- Еще нет.
- Их величество, Рожер, собрал в этом храме все краски мира, которые видел в своих походах: и римскую колонну, и византийский стиль, и тунисский орнамент. Я вас уверяю, моя дорогая, вы никогда не видели прежде ничего подобного. Это, пожалуй, самый необычный храм из всех, что я видела, - с волнением договорила Розалия и после недостаточной, на её взгляд, реакции Готель она добавила, - а у вас есть любимый храм?

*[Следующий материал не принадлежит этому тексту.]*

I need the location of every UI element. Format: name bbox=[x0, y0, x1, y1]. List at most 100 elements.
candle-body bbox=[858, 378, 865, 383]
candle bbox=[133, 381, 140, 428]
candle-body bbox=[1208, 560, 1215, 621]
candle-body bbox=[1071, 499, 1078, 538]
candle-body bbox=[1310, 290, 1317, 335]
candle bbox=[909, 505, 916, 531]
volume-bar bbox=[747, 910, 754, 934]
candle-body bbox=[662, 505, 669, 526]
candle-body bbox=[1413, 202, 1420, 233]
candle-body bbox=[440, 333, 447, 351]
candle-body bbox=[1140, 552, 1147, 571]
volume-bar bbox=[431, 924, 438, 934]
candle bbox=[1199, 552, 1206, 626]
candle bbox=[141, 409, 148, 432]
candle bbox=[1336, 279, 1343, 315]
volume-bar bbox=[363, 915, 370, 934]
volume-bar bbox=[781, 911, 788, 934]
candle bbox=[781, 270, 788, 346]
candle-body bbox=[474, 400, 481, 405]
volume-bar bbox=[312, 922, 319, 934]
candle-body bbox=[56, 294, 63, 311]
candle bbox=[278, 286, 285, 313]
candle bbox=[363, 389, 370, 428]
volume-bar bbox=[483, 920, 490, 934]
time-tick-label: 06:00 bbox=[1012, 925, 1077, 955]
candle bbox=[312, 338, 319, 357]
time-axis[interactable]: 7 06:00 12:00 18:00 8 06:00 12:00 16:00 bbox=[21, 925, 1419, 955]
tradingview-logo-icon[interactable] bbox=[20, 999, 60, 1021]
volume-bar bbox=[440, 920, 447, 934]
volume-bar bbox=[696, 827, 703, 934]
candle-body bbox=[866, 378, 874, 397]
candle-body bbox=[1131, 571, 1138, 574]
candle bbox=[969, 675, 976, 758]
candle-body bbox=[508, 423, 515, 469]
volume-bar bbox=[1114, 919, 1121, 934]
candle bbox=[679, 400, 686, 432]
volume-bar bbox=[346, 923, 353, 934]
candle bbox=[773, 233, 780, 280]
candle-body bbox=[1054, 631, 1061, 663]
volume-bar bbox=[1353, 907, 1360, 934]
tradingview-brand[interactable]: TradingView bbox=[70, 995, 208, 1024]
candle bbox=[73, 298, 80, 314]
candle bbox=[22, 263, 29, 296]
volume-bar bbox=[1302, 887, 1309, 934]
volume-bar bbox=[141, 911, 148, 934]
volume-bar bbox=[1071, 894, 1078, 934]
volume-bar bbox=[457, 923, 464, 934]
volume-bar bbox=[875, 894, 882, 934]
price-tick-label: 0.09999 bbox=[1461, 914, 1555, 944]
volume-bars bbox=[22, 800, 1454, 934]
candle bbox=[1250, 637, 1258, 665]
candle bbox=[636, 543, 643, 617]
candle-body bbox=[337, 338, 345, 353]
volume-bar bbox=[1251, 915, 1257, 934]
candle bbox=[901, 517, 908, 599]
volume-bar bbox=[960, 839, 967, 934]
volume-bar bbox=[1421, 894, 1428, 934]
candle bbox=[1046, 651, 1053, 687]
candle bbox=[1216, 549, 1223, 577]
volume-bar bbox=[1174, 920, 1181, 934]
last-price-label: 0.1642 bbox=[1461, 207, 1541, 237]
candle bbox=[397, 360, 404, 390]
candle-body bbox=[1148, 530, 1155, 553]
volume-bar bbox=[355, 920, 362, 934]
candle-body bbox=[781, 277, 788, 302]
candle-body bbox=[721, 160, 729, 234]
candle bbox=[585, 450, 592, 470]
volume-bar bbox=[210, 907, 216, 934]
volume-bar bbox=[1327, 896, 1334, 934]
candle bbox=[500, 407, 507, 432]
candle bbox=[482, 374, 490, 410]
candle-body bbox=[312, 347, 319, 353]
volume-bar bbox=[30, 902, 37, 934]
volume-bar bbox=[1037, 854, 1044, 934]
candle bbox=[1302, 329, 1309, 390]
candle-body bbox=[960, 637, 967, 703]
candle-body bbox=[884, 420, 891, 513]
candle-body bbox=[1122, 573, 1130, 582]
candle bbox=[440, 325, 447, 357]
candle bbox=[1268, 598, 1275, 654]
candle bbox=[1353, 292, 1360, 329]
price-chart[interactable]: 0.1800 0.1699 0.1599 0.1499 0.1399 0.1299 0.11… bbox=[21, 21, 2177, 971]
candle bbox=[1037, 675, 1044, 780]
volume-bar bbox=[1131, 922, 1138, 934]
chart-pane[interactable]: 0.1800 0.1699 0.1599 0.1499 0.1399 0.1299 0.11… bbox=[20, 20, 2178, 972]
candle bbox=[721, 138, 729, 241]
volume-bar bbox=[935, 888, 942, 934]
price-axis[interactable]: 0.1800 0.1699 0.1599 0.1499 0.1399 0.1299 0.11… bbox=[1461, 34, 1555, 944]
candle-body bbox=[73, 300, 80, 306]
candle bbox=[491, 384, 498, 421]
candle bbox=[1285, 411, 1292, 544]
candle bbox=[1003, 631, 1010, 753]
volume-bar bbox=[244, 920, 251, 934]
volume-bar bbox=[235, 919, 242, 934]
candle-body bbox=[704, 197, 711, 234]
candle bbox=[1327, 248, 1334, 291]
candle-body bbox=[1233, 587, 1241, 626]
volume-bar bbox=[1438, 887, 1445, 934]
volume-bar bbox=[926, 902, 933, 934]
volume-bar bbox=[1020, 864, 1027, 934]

Готель поймала себя на мысли, что ни разу не была в храме. На неё, конечно, произвела впечатление церковь в Касселе и базилика Святого Стефана в Париже. Да, она провела несколько лет в монастыре, но не по своей воле. Она вдруг поняла, что никогда не ходила в дом Божий по зову своей души. Вся её вера была заключена в личном общении со своей Святой, и в посещении церкви, ради этого сугубо личного общения, не было никакой необходимости. Еще ей подумалось, как могут люди, собираясь вместе, не мешая друг другу, общаться со Всевышним. Готель хотела сказать Розалии, что не знает католических святых, которым она могла бы доверить свои грехи, но тут послушался звон колокольни, призывающий горожан на вечернюю службу, и лицо её подруги засветилось от радости:
- Это она! - засмеялась Розалия, - Санта Мария! Побежали же, служба начинается!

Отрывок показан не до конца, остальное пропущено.